Error and warning reports

When there are issues during packaging, mailbagit creates separate directories using the -m or --mailbag-name argument.

  • fundraising_emails_errors
  • fundraising_emails_warnings

Within the reports directories mailbagit creates errors.csv or warnings.csv files listing all issues. Reports also include a .txt file for each message with an issue that contains a full stack trace when relevant.

Reports when using --dry-run

Mailbagit creates error and warning reports during a test run using the optional argument -r or --dry-run. We recommend using this argument first to show if anything unexpected will happen during packaging.

Most, but not all errors and warnings will be included in the reports during a test run. Using --dry-run fully parses the provided email messages, so any issues found there will be included. However a test run does not write anything to the filesystem, so errors or warnings that may happen during that process will not be included using --dry-run.

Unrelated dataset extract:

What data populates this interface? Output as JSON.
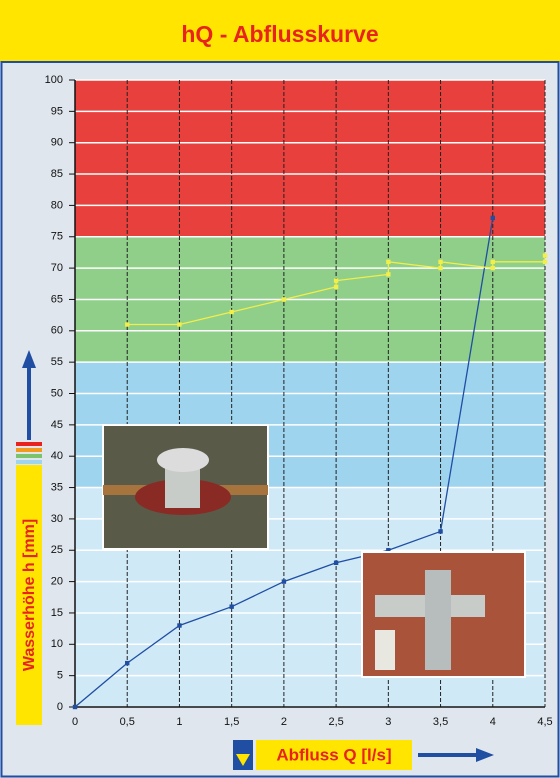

Examples of errors and warnings that are not included when using --dry-run:

  • Issues writing files or directories to disk
  • Issues when using wkhtmltopdf or chrome --headless to generate PDF derivatives
  • Issues when writing WARC derivatives, like 404 or 400 HTTP responses or SSL errors.

Example Error report

|    |
|    +-- bagit.txt
|    |
|    +-- bag-info.txt
|    |
|    +-- mailbag.csv
|    |
|    ...
|    |
|    +-- 136.txt
|    |
|    +-- 2284.txt
|    |
|    +-- errors.csv
     +-- 25.txt
     +-- 514.txt
     +-- 835.txt
     +-- 1485.txt
     +-- 3263.txt
     +-- warnings.csv

Common Warnings

404s for external resources

  • wkhtmltopdf raises warnings when image URLs and other externally-hosted resources are not found (404) when a PDF is created. These raise a warning and are included in warnings reports when the pdf derivative option is selected. These warnings are not included when the --dry-run option is used.
WARN: Error converting to 254.pdf: Loading pages (1/6)
[>                                                           ] 0%
[======>                                                     ] 10%
[======>                                                     ] 10%
[======>                                                     ] 10%
[======>                                                     ] 10%
[======>                                                     ] 10%
[==========================>                                 ] 44%
Error: Failed to load cid:1469322111, with network status code 301 and http status code 0 - Protocol "cid" is unknown
[============================================================] 100%
Counting pages (2/6)                                               
[============================================================] Object 1 of 1
Resolving links (4/6)                                                       
[============================================================] Object 1 of 1
Loading headers and footers (5/6)                                           
Printing pages (6/6)
[>                                                           ] Preparing
[============================================================] Page 1 of 1
Exit with code 1 due to network error: ProtocolUnknownError
  • chrome --headless DOES NOT raise any issues when 404s are found, so when the pdf-chrome derivative option is selected this information will not be including in any error or warning reports.

  • WARC derivatives generate warnings when external resources do not return a HTTP 200 response.

WARN: When writing WARC derivative, HTTP 403 Forbidden for external resource

Missing message bodies

  • No Body Present is a warning that occurs when mailbagit finds a message that does not contain a HTML or plain text body.
No HTML or plain text body for 524, no HTML derivative created.